Lieutenant Mike Radford directs school response training at the Stanislaus County Sheriff's Department. He decided to intensify the scenario after attending Urban Shield, a program that simulates large-scale disasters like terrorist attacks or earthquakes. To do professional make up, Radford brought in a local costume shop called Daydreams and Nightmares. They are renown for their intensely convincing reproductions of gore.
"To get the best training value out of anything you have to make it as realistic as possible," Radford says.
To control the scenario, Radford used children from a community acting program to play the students. He had them sit on the grass in front of the school and have a picnic.
Then, without telling them it was coming, he set off two stun grenades -- loud explosions that set everyone in motion.
"We got fantastic human reaction from these kids," Radford says. "We had a couple of our actors portraying bad guys come out yelling and screaming."
Police departments and school districts have been training regularly for shootings ever since the 1999 massacre at Columbine High, but the nature of these trainings and the level of preparation vary widely.
Radford says one thing they have learned at their department is the need for more intelligence, specifically on the layouts of every school. Like many police departments, they do not have digital copies of blueprints that could be loaded up in a squad car.
"Most guys don't even know what the schools look like," Radford says.
In Modesto, community members criticized the training scenario both for its public nature and for the school chosen for the exercise.
The training was done at the Peterson School for Alternative Education, which is attended mainly by children expelled from other schools or who are incarcerated at the nearby juvenile hall.
The Stanislaus County Department of Education declined to be interviewed for this story, and they blocked interviews with teachers and staff who took part in the exercise. But video of the event has already circled widely in the press.
The clips taken by the Modesto Bee aired on the Today show and the BBC, and have since been reposted all over the Internet. Critics questioned if publicizing such graphic content might encourage more violence.
Lieutenant Radford defends the final video they are working to produce as a valuable learning tool. He hopes to bring in more first responder agencies in future training exercises.

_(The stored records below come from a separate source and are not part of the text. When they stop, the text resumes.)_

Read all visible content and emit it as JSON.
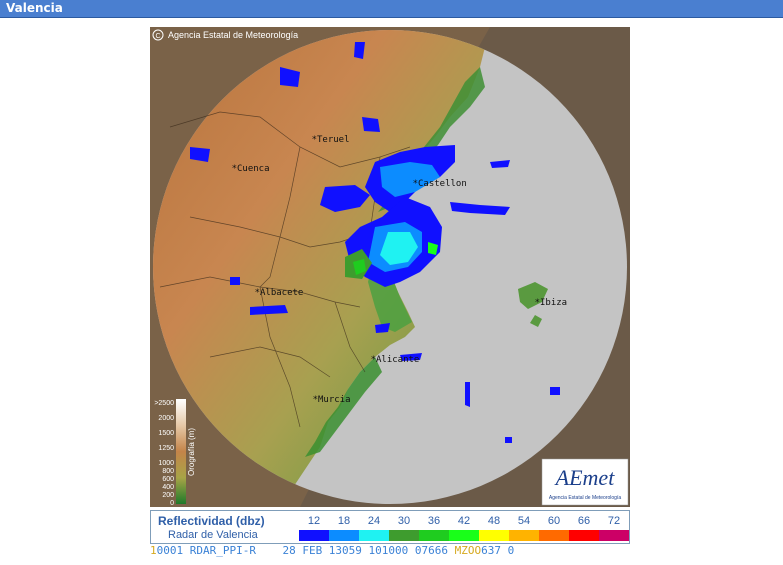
{
  "window": {
    "title": "Valencia"
  },
  "map": {
    "credit": "Agencia Estatal de Meteorología",
    "cities": [
      {
        "id": "teruel",
        "label": "Teruel"
      },
      {
        "id": "cuenca",
        "label": "Cuenca"
      },
      {
        "id": "castellon",
        "label": "Castellon"
      },
      {
        "id": "albacete",
        "label": "Albacete"
      },
      {
        "id": "ibiza",
        "label": "Ibiza"
      },
      {
        "id": "alicante",
        "label": "Alicante"
      },
      {
        "id": "murcia",
        "label": "Murcia"
      }
    ],
    "elevation_scale": {
      "title": "Orografía (m)",
      "ticks": [
        ">2500",
        "2000",
        "1500",
        "1250",
        "1000",
        "800",
        "600",
        "400",
        "200",
        "0"
      ]
    },
    "logo": {
      "text": "AEmet",
      "subtitle": "Agencia Estatal de Meteorología"
    }
  },
  "legend": {
    "title": "Reflectividad (dbz)",
    "subtitle": "Radar de Valencia",
    "levels": [
      {
        "value": "12",
        "color": "#1010ff"
      },
      {
        "value": "18",
        "color": "#0c8cff"
      },
      {
        "value": "24",
        "color": "#1ff2f2"
      },
      {
        "value": "30",
        "color": "#3e9c2e"
      },
      {
        "value": "36",
        "color": "#1fcc1f"
      },
      {
        "value": "42",
        "color": "#19ff19"
      },
      {
        "value": "48",
        "color": "#ffff00"
      },
      {
        "value": "54",
        "color": "#ffb300"
      },
      {
        "value": "60",
        "color": "#ff6a00"
      },
      {
        "value": "66",
        "color": "#ff0000"
      },
      {
        "value": "72",
        "color": "#cc0066"
      }
    ]
  },
  "status": {
    "lead": "1",
    "main": "0001 RDAR_PPI-R    28 FEB 13059 101000 07666 ",
    "highlight": "MZOO",
    "tail": "637 0"
  }
}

"I learned that as big as we had it, I want it bigger," he says. "I want more people involved."
Dana Walters owns Daydreams and Nightmares, the costume shop that did the make up for the training exercise. Her 13-year-old daughter Jade Rogers played one of the wounded children.

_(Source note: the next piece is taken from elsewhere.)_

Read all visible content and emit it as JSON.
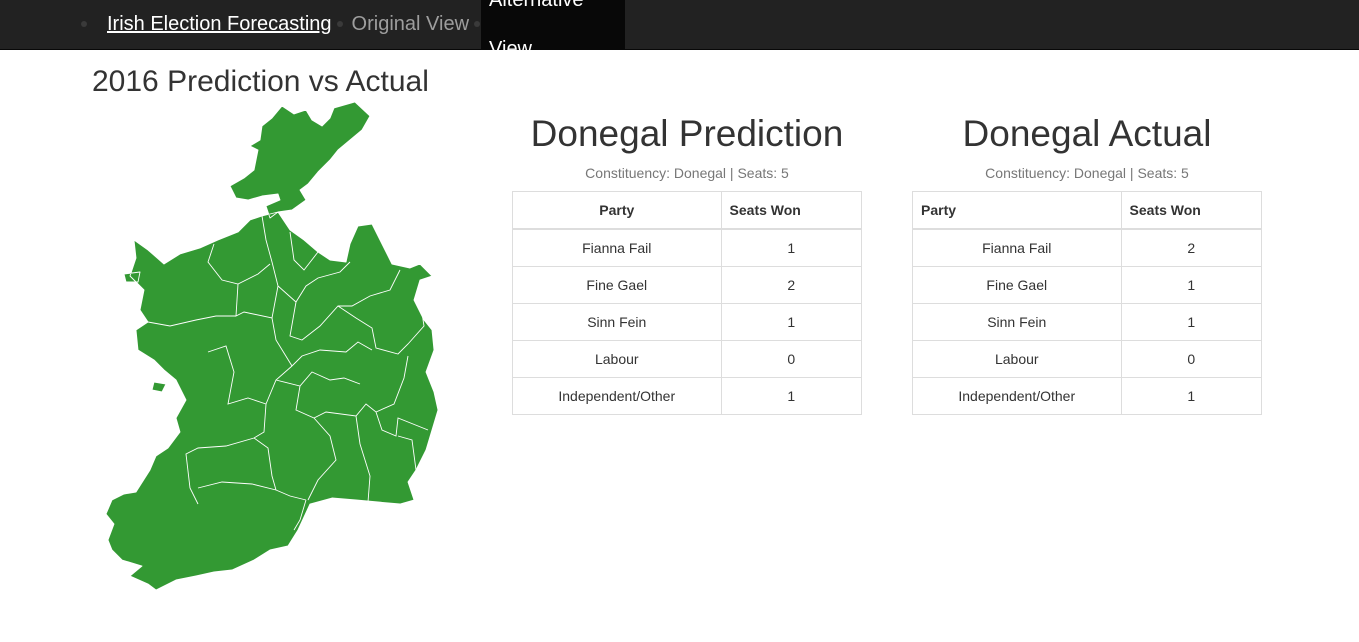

Walters says even though she supports this kind of training, it wasn't easy to watch her daughter lie out there with a fake bullet wound to the head.
"I was having a really hard time with that," Walters says. "I'm sitting there going, 'I know this is fake,' but she laid there for two hours."
Rogers and her friend, who also acted in the exercise, say the simulation was more realistic then they expected. There were lots of SWAT cars, and Rogers lay there dead-still for so long that she has a tan line on her arm from the caked-on fake blood.
She says before this, she hadn't though much about school shootings. She does now though.
Lieutenant Radford hopes to have the video finished before the next school year. He plans to make it available for educators and police forces everywhere.